Sebbene la ricerca di un farmaco per il trattamento dell’Alzheimer prosegua da diversi anni a livello mondiale, a oggi la malattia non può essere curata né rallentata. Al momento sono in fase di sperimentazione clinica più di 100 diversi principi attivi. Uno di questi è il Lecanemab, sviluppato dalla società farmaceutica giapponese Eisai insieme all’azienda partner statunitense Biogen. Il 6 gennaio 2023 questo farmaco, che porta il nome di Leqembi, è stato approvato negli USA.
Conosciuto anche con il nome di BAN2401, il Lecanemab mira a modificare la biologia alla base dell’Alzheimer, rallentando la progressione della malattia a uno stadio iniziale. Il principio attivo non permette tuttavia di curare l’Alzheimer.
Il Lecanemab è un anticorpo monoclonale umanizzato in grado di indurre un’immunizzazione passiva concentrandosi sui depositi proteici nel cervello, caratteristici dell’Alzheimer. Nello specifico agisce sugli aggregati di beta-amiloide, una delle due proteine il cui accumulo e deposito sarebbero, secondo le ricerche attuali, tra le cause della malattia.
Un’infusione ogni due settimane
Negli ultimi dieci anni il principio attivo è stato oggetto di numerosi studi clinici, a cui hanno preso parte centinaia di persone. Di recente l’efficacia del Lecanemab è stata testata nel corso dello studio di fase III Clarity AD, che ha coinvolto circa 1800 partecipanti affetti da Alzheimer allo stadio iniziale. Ai soggetti è stato somministrato un placebo o il Lecanemab (10 mg/kg) tramite infusione intravenosa effettuata ogni due settimane per un periodo di 18 mesi. Per dimostrare l’efficacia del principio attivo, nel corso dello studio sono stati monitorati, tra l’altro, la gravità dei deficit cognitivi e funzionali e il livello di beta-amiloide nel cervello, oltre all’insorgenza di effetti collaterali.

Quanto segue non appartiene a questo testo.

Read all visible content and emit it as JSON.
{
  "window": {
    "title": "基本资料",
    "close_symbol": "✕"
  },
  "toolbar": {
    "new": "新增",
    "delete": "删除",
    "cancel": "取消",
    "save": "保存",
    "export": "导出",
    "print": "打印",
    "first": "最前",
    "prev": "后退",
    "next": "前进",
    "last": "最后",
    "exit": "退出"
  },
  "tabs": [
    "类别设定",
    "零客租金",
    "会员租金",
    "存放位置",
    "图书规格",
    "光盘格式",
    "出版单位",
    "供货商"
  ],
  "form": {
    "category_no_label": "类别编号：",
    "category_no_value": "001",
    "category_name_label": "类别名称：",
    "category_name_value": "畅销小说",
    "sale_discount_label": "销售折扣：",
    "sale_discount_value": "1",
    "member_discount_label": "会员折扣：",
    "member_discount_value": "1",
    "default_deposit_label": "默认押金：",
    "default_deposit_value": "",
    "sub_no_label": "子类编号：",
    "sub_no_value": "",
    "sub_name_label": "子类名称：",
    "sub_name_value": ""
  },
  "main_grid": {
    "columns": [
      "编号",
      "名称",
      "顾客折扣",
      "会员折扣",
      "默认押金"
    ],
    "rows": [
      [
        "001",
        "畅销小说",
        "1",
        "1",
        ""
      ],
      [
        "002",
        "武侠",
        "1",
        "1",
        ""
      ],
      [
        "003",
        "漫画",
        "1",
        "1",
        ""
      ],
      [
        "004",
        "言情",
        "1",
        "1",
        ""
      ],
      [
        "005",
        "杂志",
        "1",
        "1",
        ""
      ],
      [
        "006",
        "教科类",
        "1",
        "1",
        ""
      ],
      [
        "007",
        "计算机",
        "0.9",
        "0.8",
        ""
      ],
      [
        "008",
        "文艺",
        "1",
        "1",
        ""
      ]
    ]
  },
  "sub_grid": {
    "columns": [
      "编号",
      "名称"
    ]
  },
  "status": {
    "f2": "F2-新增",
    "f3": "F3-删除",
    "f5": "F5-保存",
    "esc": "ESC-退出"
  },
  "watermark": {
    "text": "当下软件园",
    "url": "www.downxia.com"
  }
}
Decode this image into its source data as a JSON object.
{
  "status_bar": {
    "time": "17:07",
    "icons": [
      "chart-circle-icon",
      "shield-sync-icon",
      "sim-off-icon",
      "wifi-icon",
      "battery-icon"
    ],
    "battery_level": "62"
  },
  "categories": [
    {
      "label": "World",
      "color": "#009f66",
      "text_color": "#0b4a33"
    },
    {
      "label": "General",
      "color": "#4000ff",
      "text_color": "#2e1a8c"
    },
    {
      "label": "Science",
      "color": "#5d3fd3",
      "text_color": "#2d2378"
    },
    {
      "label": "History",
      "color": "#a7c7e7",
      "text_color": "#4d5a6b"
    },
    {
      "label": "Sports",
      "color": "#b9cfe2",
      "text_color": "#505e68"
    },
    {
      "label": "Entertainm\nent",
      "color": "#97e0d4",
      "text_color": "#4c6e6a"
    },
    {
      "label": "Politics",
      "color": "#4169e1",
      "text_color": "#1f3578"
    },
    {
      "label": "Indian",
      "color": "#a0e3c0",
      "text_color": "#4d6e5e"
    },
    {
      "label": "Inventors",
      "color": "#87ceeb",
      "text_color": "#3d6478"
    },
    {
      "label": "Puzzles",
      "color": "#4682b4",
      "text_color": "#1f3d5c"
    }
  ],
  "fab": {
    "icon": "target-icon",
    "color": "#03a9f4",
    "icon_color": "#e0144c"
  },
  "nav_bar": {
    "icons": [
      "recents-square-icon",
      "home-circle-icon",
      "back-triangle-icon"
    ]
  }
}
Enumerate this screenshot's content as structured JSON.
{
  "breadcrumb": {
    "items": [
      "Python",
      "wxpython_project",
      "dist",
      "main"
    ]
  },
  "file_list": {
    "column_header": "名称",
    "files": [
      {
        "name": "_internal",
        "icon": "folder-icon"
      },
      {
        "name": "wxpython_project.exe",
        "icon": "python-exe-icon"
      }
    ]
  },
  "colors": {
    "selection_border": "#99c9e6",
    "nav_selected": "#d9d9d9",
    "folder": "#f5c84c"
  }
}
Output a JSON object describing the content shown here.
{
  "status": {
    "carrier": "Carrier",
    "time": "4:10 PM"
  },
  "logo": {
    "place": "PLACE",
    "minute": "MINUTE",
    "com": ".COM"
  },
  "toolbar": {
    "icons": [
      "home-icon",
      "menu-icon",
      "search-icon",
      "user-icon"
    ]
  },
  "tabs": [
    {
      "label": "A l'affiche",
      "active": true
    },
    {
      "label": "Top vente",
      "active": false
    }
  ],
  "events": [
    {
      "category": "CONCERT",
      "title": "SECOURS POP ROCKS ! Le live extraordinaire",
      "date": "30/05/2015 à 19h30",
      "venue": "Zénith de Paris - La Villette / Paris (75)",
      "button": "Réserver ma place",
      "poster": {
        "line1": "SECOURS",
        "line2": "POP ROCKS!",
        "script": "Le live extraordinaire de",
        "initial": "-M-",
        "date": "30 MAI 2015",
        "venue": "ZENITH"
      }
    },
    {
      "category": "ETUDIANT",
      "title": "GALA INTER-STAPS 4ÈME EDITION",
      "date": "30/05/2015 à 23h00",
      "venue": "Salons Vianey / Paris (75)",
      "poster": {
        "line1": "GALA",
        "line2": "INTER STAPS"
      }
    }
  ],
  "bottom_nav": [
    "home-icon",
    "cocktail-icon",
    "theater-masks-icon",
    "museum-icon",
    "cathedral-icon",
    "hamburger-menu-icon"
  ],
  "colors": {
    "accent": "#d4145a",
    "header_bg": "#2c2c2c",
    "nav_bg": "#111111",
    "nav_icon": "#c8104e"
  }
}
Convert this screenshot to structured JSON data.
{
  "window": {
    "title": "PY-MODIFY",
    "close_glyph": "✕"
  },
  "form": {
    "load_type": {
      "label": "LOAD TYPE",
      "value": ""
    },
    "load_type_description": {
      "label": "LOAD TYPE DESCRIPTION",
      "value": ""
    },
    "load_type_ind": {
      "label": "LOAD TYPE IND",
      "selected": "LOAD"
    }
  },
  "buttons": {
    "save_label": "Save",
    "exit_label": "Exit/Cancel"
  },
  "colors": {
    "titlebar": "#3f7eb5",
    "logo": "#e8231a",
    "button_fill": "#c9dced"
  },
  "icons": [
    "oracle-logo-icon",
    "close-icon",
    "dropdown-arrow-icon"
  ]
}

Primi risultati incoraggianti
Gli incoraggianti risultati dello studio sono stati presentati da Eisai e Biogen in occasione di una conferenza internazionale tenutasi a San Francisco il 29 novembre 2022. Essi mostrano che, su un periodo di 18 mesi, rispetto al placebo il Lecanemab riduce del 27% il declino clinico a livello cognitivo e funzionale. Dopo 18 mesi di trial è stata inoltre documentata una riduzione significativa della quantità di beta-amiloide ad opera del Lecanemab.
Il principio attivo può tuttavia dare luogo ad effetti collaterali, come edemi cerebrali o micro-emorragie. Questi sono risultati comunque in linea con le aspettative delle aziende farmaceutiche e si sono manifestati con una frequenza minore rispetto ad altri principi attivi analoghi testati in precedenza.
I risultati dettagliati sono stati pubblicati anche sulla rivista scientifica The New England Journal of Medicine.
Aggiornamento riguardante l’approvazione
Sulla base dei promettenti risultati dello studio, Eisai e Biogen hanno richiesto l’approvazione negli Stati Uniti, cosa che è avvenuta il 6 gennaio 2023 da parte della Food and Drug Administration (FDA), l'autorità competente in materia. Eisai e Biogen hanno richiesto a Swissmedic, l’Istituto svizzero per gli agenti terapeutici, una procedura di approvazione accelerata. Al momento ancora non si sa se e quando questo avverrà.
Le cure non farmacologiche continuano a essere importanti
Sulla base dei risultati degli studi, Eisai e Biogen prevedono di richiedere l’autorizzazione per il farmaco alle autorità statunitensi, giapponesi ed europee nella primavera del 2023. Non è ancora chiaro quando le aziende presenteranno la domanda in Svizzera né quando l’Istituto svizzero per gli agenti terapeutici Swissmedic la esaminerà.
In caso di approvazione, il Lecanemab verrebbe inoltre somministrato solo ai pazienti a uno stadio iniziale della malattia. Gli interventi non farmacologici continuano dunque a rivestire un’importanza centrale al fine di stabilizzare o migliorare la qualità di vita delle persone affette da demenza e dei loro familiari.